« Le communisme n’est pour nous ni un état qui doit être créé, ni un idéal sur lequel la réalité devra se régler. Nous appelons communisme le mouvement réel qui abolit l’état actuel. Les conditions de ce mouvement résultent des prémisses actuellement existantes » a écrit Marx dans L’idéologie allemande. La citation a nourri bon nombre de travaux ces dernières décennies et alimenté la doctrine communiste jusque dans les congrès du PCF, où désormais la visée communiste référence à l’idée de mouvement perpétuel a supplanté ou au moins éloigné celle au communisme comme but ou société à atteindre. Ce choix présente l’avantage de d’affranchir l’engagement communiste des expériences étatiques du XXe siècle, en revenant à la source de la lutte pour l’émancipation. Elle peut avoir le défaut de cantonner le communisme à un combat moral quand son actualité politique du coup est différée a plus tard.
Je me permets cette entrée en matière car la qualité principale du livre de Michel Limousin « Les vendanges tardives du communisme » est justement d’être un ouvrage qui n’esquive aucuns sujets – même ceux qui pourraient s’avérer intellectuellement comme politiquement inconfortables.
L’essai sait éviter les raccourcis idéologiques et posent les bonnes questions. A commencer par la première d’entre elles : « Après l’échec des expériences du communisme du siècle dernier s’agit-il de renoncer au communisme lui même ? », un renoncement d’ailleurs qui s’apparenterait moins à un découragement ou une capitulation politique qu’au fait que cette voie historique là serait désormais sans issue.
En bon médecin, l’auteur s’attaque d’abord à la chaîne des causalités et dresse un état exhaustif des débats sur le communisme. Au plan historique comme philosophique et politique. Il remonte au tout départ, en nous offrant une lecture du congrès de Tours aussi instructive que passionnante. A la suite de quoi il analyse en détails les évolutions de la société dans les années 20. Le texte est jonché de citations pour appuyer la pertinence du développement. Le propos est pédagogique : il sait restituer l’état réel des débats, prendre le pouls des mouvements qui traversent le monde d’entre deux guerres et poser le diagnostic d’une société qui est en train de basculer..
Le récit se poursuit et se déploie sur l’analyse critique des expériences inspirées par l’idéologie communiste. Le chapitre 4, s’intitule « Le bilan de ces premières expériences communistes ? » où le point d’interrogation fait loi puis le suivant, à l’aune des travaux qui ont pu nourrir le terreau du communisme s’attelle à ce qu’il s’agit de retenir de ses expériences. Où l’on côtoie St Augustin, Kant, Hegel, Wittgenstein et bien d’autres…
A partir de là Michel Limousin va pouvoir acter les bases d’« une refondation pour une nouvelle philosophie communiste » Dans le chapitre 6 qui tient lieu de trait d’union entre la première et la deuxième partie du livre, il pose les mots et les références qui vont nous permettre d’accéder aux bases de cette théorie.
Le reste du récit dès lors apparaît plus facile d’accès car il nous place en vis à vis avec notre époque. L’auteur y ouvre les pistes pour une théorie de l’émancipation et avance la perspective d’une nouvelle civilisation.
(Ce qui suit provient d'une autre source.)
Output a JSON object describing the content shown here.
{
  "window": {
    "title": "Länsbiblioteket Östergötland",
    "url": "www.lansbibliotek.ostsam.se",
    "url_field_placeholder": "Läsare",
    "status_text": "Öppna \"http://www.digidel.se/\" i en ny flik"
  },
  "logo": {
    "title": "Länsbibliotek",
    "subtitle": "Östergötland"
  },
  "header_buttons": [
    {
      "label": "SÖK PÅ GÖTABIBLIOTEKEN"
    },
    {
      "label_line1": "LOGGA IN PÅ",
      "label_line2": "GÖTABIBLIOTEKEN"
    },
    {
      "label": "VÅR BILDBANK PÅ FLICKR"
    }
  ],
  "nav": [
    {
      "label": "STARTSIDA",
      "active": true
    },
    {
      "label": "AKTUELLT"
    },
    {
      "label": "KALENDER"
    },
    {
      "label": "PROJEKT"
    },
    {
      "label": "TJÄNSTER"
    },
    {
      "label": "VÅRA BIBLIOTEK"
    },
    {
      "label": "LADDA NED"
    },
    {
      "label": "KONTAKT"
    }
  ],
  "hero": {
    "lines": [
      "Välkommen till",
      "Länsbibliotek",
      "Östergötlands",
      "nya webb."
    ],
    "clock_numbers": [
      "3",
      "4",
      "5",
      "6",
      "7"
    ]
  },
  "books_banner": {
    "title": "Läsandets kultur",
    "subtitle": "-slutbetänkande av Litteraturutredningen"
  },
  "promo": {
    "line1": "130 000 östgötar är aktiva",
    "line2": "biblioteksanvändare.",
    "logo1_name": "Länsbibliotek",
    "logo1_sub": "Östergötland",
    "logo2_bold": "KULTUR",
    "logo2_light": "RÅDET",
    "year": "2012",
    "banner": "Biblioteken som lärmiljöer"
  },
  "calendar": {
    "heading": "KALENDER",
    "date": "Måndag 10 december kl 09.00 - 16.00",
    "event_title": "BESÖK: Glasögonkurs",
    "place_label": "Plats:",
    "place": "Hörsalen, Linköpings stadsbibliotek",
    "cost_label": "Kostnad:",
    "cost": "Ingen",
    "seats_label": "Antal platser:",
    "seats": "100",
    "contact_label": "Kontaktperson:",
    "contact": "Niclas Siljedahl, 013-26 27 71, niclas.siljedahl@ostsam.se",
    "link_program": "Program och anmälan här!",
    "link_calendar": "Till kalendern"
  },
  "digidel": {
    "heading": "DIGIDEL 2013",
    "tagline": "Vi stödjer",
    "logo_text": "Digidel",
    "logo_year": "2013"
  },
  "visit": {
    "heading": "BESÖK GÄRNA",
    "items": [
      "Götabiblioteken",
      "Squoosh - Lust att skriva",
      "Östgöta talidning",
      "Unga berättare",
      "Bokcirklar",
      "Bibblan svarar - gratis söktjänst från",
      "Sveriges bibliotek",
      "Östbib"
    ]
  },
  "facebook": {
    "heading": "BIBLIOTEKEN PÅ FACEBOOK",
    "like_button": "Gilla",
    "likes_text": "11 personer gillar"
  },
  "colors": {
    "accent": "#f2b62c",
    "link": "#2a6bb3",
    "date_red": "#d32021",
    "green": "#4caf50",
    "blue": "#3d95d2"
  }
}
« L’ensemble des aliénations ne pouvant être traitées dans les cadres actuels du capitalisme mondialisé », il nous propose une alternative politique et de civilisation qui re-hiérarchise les priorités sociales. Des sujets d’actualité sont abordés qui divisent l’opinion publique jusque dans les rangs militants. Pour ne citer que la question des femmes et de la procréation. Mais la démonstration est faite et renforcée par la crise du COVID 19 de l’urgence de répondre positivement aux exigences de rupture de paradigme qui affleurent au devant de la scène.
Avec « les vendanges tardives du communisme », Michel Limousin signe un essai politique, documenté et abouti. Il ne s’agit pas d’un livre « facile ». C’est un texte exigeant qui appelle du lecteur pour s’approprier la totalité de l’analyse, la même exigence intellectuelle que celle que son auteur a déployé pour construire l’essai. Mais le récit procède d’une cohérence et d’un esprit de suite qui nous permettent de rapidement s’y immerger. La démonstration est rigoureuse et dialectique. Je l’ai déjà écrit mais je tiens à le répéter : sa force est de ne prendre aucun raccourci sur aucun sujet…
La pandémie a rendu difficile la tenue de vrais débats et forum à l’occasion du centenaire du PCF. C’est dommage car regarder devant soi pour ne pas avancer à l’aveugle demande de savoir tirer tous les enseignements du passé. Michel Limousin s’y emploie avec précision et justesse.